Dosis gliquidone berbeda-beda untuk setiap pasien. Dokter akan menyesuaikan dosis obat ini berdasarkan tingkat keparahan diabetes, riwayat kesehatan, dan reaksi tubuh.

Umumnya dokter akan meresepkan dosis sebesar 15 miligram ketika pengobatan baru dimulai, dan dapat ditingkatkan sesuai respons tubuh pasien. Untuk dosis lanjutan, dokter biasanya akan merekomendasikan 45-60 miligram per hari yang dibagi ke dalam 2 sampai 3 dosis. Dosis maksimal yang dapat diberikan pada pasien adalah 180 miligram per hari.

Mengonsumsi Gliquidone dengan Benar

Pastikan untuk mengonsumsi gliquidone sesuai dengan anjuran dokter. Baca informasi yang tertera pada kemasan obat sebelum mulai mengonsumsi. Jika ragu, segera berkonsultasi dokter.

Dianjurkan untuk mengonsumsi gliquidone saat makan, namun dosis kecil gliquidone dapat dikonsumsi 30 menit sebelum sarapan. Hindari konsumsi minuman beralkohol selama menggunakan obat ini, karena dapat memengaruhi kadar gula dalam darah.

Pastikan ada jarak waktu yang cukup antara satu dosis gliquidone dengan dosis berikutnya. Usahakan untuk mengonsumsi obat ini pada jam yang sama setiap hari untuk memaksimalkan kerja obat.
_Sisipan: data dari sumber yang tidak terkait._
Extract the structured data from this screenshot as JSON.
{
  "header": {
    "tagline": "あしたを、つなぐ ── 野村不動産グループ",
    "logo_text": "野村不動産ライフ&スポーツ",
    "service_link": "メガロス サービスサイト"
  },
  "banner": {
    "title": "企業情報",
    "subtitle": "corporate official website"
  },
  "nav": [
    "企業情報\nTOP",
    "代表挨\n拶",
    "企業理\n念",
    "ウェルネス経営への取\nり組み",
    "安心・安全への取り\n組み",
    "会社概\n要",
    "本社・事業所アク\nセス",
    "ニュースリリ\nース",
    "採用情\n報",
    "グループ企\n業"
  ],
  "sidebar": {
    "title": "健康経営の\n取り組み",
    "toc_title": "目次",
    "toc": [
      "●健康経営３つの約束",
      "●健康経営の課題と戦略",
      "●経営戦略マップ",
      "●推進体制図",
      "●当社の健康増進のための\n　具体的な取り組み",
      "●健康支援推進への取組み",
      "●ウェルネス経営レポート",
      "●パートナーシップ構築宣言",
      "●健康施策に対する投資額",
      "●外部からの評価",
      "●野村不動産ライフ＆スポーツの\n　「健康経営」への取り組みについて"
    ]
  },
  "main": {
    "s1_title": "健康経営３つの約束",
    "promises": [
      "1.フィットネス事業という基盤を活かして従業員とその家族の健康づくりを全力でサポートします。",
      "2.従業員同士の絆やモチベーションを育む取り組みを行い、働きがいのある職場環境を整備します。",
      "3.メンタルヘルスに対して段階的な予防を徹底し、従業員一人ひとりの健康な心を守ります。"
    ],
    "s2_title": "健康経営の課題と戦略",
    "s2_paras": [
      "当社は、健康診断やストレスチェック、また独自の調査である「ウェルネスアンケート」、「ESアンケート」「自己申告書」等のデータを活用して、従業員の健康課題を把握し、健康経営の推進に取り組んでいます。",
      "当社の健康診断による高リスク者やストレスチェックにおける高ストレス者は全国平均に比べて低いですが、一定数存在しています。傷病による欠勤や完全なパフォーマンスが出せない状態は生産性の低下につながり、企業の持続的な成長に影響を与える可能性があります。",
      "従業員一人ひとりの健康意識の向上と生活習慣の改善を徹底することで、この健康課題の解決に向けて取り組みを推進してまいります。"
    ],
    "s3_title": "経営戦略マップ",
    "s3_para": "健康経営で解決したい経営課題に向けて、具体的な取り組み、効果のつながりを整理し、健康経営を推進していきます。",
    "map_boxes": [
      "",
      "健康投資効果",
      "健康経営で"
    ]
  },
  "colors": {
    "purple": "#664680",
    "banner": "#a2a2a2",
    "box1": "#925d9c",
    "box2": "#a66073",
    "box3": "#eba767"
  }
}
Jika lupa, disarankan untuk segera mengonsumsi gliquidone begitu teringat jika jadwal dosis berikutnya tidak terlalu dekat. Jangan menggandakan dosis gliquidone dalam sekali minum.

Interaksi Obat

Disarankan untuk tidak mengonsumsi rifampicin ketika sedang menjalani pengobatan dengan gliquidone, karena dapat menurunkan kinerja obat ini.

Efek hiperglikemik dapat menguat jika penderita mengonsumsi obat-obatan, seperti asam salisilat, sulfonamid, fenilbutazon, tuberkulostatik, kloramfenikol, tetrasiklin, derivat kumarin, siklofosfamid, MAOI, beta-blocker, kotrimoksazol, atau mikonidazol.

Sedangkan efek hipoglikemik akan berkurang jika pasien mengonsumsi obat-obatan, seperti chlorpromazine, simpatomimetik, kortikosteroid, hormon tiroid, kontrasepsi oral, dan preparat yang mengandung asam nikotinat.

Kenali Efek Samping dan Bahaya Gliquidone

Reaksi orang terhadap sebuah obat berbeda-beda. Efek samping yang umumnya terjadi dari penggunaan gliquidone adalah sakit kepala dan gangguan pencernaan.